Personal information
- Born: 13 October 1971 (age 54) Karcag, Hungary
- Nationality: French, Hungarian
- Height: 189 cm (6 ft 2 in)
- Playing position: Right back

Club information
- Current club: Retired

Youth career
- Team
- –: Eger
- –: Györi Richards
- 0000–1990: Secotex Szegeg

Senior clubs
- Years: Team
- 1990–1991: Secotex Szegeg
- 1991–1998: Vasas SC
- 1998–2004: Metz Handball

National team
- Years: Team / Apps / (Gls)
- 1988–1998: Hungary / 116 / (306)
- 2000–2004: France / 68 / (292)

Medal record
World Championship
| Gold medal – first place | 2003 Croatia | Team |
European Championship
| Bronze medal – third place | 2002 Denmark | Team |

= Melinda Jacques =

French handball player (born 1971)

Melinda Jacques (née Szabó; former Melinda Tóthné Szabó; born 13 October 1971) is a Hungarian born French handball player. Internationally, she represented both Hungary and France. With the latter she won the 2003 World Championship and won a bronze medal at the 2002 European Women's Handball Championship.

== Career ==
She started played handball at the club Hungarian Eger, followed by Győri Richards and then Secotex Szegeg, where she made her senior debut.

She played her first match for the Hungarian national team at the age of 17.

In 1991 she joined Vasas SC, where she won the Hungarian Championship in 1992 and 1993, and reached the final of the 1993-94 Champions League, where they lost to Austrian Hypo Niederösterreich. She also won silver medals at the 1995 EHF City Cup, where they lost to Russian Rotor Volgograd.

She represented Hungary at the 1993 World Women's Handball Championship, where they finished 7th. Her last tournament with Hungary was the 1997 World Championship, where Hungary got 9th place.

In 1998 she joined the French club Metz, where she played until 2004, where she retired. With Metz she won the French Championship in 1999, 2000, 2002, 2004 and the French Cup in 1999.

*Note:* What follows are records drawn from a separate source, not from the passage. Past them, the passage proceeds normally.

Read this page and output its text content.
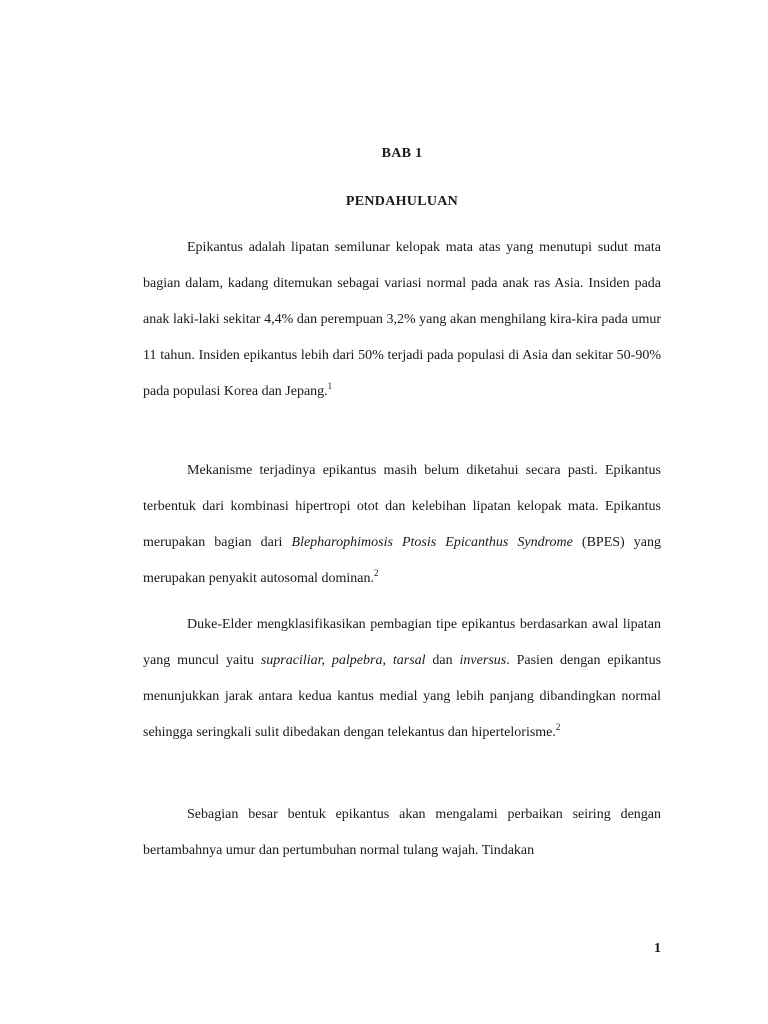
BAB 1
PENDAHULUAN

Epikantus adalah lipatan semilunar kelopak mata atas yang menutupi sudut mata bagian dalam, kadang ditemukan sebagai variasi normal pada anak ras Asia. Insiden pada anak laki-laki sekitar 4,4% dan perempuan 3,2% yang akan menghilang kira-kira pada umur 11 tahun. Insiden epikantus lebih dari 50% terjadi pada populasi di Asia dan sekitar 50-90% pada populasi Korea dan Jepang.$^1$

Mekanisme terjadinya epikantus masih belum diketahui secara pasti. Epikantus terbentuk dari kombinasi hipertropi otot dan kelebihan lipatan kelopak mata. Epikantus merupakan bagian dari Blepharophimosis Ptosis Epicanthus Syndrome (BPES) yang merupakan penyakit autosomal dominan.$^2$

Duke-Elder mengklasifikasikan pembagian tipe epikantus berdasarkan awal lipatan yang muncul yaitu supraciliar, palpebra, tarsal dan inversus. Pasien dengan epikantus menunjukkan jarak antara kedua kantus medial yang lebih panjang dibandingkan normal sehingga seringkali sulit dibedakan dengan telekantus dan hipertelorisme.$^2$

Sebagian besar bentuk epikantus akan mengalami perbaikan seiring dengan bertambahnya umur dan pertumbuhan normal tulang wajah. Tindakan

1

In 2000 she optained French citizenship, and was called up for the 2000 Summer Olympics for France, but she missed the tournament due to a thigh injury. Her first official match for France was at the 2000 European Women's Handball Championship, where she made the tournament all-star team, when France finished 5th.

Two years later she won a bronze medal at the 2002 European Women's Handball Championship, losing to Norway in the semifinal and beating Russia in the third place play-off.

The following year she was part of the French team that won the 2003 World Women's Handball Championship, beating her native Hungary in the final.

She competed at the 2004 Summer Olympics, where France finished 4th by losing to South Korea in the semifinal and to Ukraine in the third place play-off.

== Titles ==
- Silver - EHF Champions League 1994 - Vasas SC
- Silver - EHF City Cup 1995 - Vasas SC
- Silver - Hungarian Cup 1992 and 1993 - Vasas SC
- Gold - Hungarian Championship 1992 and 1993 - Vasas SC
- Gold - French Championship 1999, 2000, 2002 and 2004 - Metz
- Gold - French Cup 1999 - Metz

== Private life ==
Her daughter is Emma Jacques, also handball player, and plays the same position.